There are now discussions on trading biodiversity similar to efforts at carbon trading under the Convention on Climate Change. This will not be as straightforward as carbon trading, but can rattan biodiversity be traded on the international market under the Convention on Biodiversity? If so, the funds raised can be utilized to promote the sustainable management and development of the rattan resource and industry.

3.6 A champion is needed

In order for all these ideas and many more that will be presented during this consultation to succeed, they need a champion, one that believes in the cause and will commit to pursue the vision to its successful end. Where can the champion be found? Can the International Network on Bamboo and Rattan play that role? If so, how can it play that role? If not, why not and what are the alternatives? The author admits that he does not have the answer, but this consultation should seriously discuss this. In any case, the champion should not be a government agency. Government agencies just do not have the institutional ability to undertake such "developmental" activities. Rattan planting and development must be viewed as a business, and the involvement of the private sector is critical. At worst, it should be a joint venture with the private sector or an independent international agency with the capacity and tenacity to pursue this effort to a successful end.

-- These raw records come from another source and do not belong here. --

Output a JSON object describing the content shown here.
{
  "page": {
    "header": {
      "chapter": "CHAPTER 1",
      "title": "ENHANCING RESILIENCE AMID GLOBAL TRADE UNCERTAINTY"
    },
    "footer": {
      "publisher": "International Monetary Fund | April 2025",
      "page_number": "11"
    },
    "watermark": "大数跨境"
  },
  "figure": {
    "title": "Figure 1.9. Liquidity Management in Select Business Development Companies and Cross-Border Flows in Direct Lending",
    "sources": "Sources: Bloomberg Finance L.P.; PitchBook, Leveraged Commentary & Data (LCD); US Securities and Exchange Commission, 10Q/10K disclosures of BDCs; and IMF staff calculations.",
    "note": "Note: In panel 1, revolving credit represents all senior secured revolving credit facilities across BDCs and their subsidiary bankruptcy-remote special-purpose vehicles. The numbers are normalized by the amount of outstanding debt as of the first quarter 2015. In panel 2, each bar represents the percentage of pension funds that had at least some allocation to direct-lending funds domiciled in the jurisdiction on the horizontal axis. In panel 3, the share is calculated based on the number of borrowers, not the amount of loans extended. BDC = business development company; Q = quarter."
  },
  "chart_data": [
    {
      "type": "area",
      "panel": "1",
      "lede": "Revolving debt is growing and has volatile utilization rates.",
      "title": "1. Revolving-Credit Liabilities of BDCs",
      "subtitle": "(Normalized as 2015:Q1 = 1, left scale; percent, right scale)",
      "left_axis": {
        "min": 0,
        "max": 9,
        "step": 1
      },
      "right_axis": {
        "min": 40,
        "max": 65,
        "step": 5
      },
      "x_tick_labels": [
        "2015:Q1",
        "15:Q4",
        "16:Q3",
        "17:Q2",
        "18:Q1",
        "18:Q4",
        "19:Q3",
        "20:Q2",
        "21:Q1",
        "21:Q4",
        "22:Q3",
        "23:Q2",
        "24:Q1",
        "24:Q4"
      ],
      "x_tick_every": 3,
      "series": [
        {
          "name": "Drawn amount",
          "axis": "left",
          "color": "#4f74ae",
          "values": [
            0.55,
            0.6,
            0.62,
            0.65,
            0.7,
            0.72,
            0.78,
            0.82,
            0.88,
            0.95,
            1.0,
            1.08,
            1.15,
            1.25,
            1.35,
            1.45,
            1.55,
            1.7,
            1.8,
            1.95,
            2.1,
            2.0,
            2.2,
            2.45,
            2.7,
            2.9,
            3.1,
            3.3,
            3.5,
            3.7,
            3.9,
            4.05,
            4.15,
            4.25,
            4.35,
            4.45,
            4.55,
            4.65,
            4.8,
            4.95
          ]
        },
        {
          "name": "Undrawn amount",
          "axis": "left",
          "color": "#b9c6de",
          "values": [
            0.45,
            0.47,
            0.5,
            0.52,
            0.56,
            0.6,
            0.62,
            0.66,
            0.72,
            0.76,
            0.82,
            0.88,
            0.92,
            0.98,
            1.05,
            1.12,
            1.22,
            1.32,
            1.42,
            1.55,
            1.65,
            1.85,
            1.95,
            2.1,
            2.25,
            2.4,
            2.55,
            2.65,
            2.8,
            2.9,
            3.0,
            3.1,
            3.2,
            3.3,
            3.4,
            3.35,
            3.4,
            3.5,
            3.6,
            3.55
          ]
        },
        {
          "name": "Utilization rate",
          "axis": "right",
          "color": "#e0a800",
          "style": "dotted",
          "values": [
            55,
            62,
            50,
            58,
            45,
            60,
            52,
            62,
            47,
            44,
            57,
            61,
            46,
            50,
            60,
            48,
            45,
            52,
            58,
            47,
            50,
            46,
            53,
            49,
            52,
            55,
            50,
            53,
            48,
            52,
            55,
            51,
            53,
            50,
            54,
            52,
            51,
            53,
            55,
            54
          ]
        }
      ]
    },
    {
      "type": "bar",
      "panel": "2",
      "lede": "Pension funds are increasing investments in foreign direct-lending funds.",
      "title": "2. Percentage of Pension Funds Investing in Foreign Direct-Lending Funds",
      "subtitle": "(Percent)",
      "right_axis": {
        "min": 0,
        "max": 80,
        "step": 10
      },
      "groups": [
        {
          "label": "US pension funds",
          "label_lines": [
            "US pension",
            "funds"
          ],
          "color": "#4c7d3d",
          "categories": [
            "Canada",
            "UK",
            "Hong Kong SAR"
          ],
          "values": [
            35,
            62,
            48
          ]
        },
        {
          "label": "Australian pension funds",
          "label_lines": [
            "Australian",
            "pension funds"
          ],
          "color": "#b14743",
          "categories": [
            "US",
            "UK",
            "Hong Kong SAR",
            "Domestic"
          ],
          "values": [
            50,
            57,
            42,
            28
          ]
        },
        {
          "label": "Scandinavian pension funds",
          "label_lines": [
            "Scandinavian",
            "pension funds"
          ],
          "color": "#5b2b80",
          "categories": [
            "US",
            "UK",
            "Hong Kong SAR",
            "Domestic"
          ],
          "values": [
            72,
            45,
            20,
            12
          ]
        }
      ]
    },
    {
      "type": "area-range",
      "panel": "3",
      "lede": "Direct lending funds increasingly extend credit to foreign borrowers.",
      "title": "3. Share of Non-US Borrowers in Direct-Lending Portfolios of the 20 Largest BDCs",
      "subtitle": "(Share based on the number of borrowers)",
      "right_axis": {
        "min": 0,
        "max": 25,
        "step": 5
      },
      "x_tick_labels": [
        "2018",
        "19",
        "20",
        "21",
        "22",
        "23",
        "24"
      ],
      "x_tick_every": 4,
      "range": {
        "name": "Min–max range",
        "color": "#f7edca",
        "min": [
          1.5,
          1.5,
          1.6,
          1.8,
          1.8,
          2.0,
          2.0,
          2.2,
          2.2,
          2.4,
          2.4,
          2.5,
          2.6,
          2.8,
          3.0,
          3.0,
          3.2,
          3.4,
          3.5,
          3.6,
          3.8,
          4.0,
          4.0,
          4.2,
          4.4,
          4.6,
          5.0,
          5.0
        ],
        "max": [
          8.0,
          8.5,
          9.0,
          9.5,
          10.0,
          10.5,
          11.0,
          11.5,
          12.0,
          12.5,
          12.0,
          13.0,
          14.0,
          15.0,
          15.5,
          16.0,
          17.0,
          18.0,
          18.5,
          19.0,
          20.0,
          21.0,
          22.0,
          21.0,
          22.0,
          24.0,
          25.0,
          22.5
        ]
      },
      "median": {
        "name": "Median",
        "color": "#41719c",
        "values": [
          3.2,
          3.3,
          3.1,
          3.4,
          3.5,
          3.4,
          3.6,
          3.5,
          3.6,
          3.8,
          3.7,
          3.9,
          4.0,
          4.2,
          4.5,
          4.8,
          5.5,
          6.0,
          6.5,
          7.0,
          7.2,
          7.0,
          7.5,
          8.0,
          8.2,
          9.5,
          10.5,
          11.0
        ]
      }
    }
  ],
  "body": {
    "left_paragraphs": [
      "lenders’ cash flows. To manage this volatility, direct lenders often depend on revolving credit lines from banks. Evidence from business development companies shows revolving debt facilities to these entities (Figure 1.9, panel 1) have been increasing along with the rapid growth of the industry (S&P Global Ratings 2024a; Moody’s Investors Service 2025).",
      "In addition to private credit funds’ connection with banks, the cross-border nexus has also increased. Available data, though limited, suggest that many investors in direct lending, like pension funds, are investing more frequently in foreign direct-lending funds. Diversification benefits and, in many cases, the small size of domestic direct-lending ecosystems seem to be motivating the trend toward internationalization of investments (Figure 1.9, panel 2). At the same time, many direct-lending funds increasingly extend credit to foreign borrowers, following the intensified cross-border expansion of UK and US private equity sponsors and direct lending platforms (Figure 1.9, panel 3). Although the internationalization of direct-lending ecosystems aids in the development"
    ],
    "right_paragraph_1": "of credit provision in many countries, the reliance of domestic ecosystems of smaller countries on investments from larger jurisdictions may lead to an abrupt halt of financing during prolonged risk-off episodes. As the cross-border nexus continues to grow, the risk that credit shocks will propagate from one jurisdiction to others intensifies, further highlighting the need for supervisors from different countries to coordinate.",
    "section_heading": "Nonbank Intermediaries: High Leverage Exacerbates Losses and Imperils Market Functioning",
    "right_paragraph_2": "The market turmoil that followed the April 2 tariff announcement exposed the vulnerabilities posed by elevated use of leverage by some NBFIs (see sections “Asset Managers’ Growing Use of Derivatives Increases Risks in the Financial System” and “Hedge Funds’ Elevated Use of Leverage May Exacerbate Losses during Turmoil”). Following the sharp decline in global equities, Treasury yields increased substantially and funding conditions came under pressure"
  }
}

One of the main reasons for lack of success in rattan planting and development in the past is the fact that institutions undertaking such activities have other primary responsibilities, such as the forestry departments or rubber plantation owners. Rattan is a minor crop within the total agenda of the institution and never gets the priority that is necessary. A dedicated institution at the national or state level, which is formed solely for the promotion of rattan, may be the only answer. A Rattan Development Corporation with seed money from government and with the involvement of the private sector may be able to play the "champion's" role.

4. Conclusions

The problem of sustainable development of rattan globally is an area of concern. This was one of the reasons why INBAR was established. The fact that this consultation is being held augurs well for rattan and INBAR, as there is a group of concerned citizens of the world who are willing to contribute ideas to the global effort. We need to mobilize this team to assist in championing the cause.

The problems are many but not insurmountable. A "champion" is needed to champion the cause and a dedicated institution such as a Rattan Development Corporation with the involvement of the private sector may be the answer. We need a friendly country to try these ideas and the financial resources to pursue the idea to a successful completion. INBAR and the Forestry Department of FAO should join forces to take this idea forward.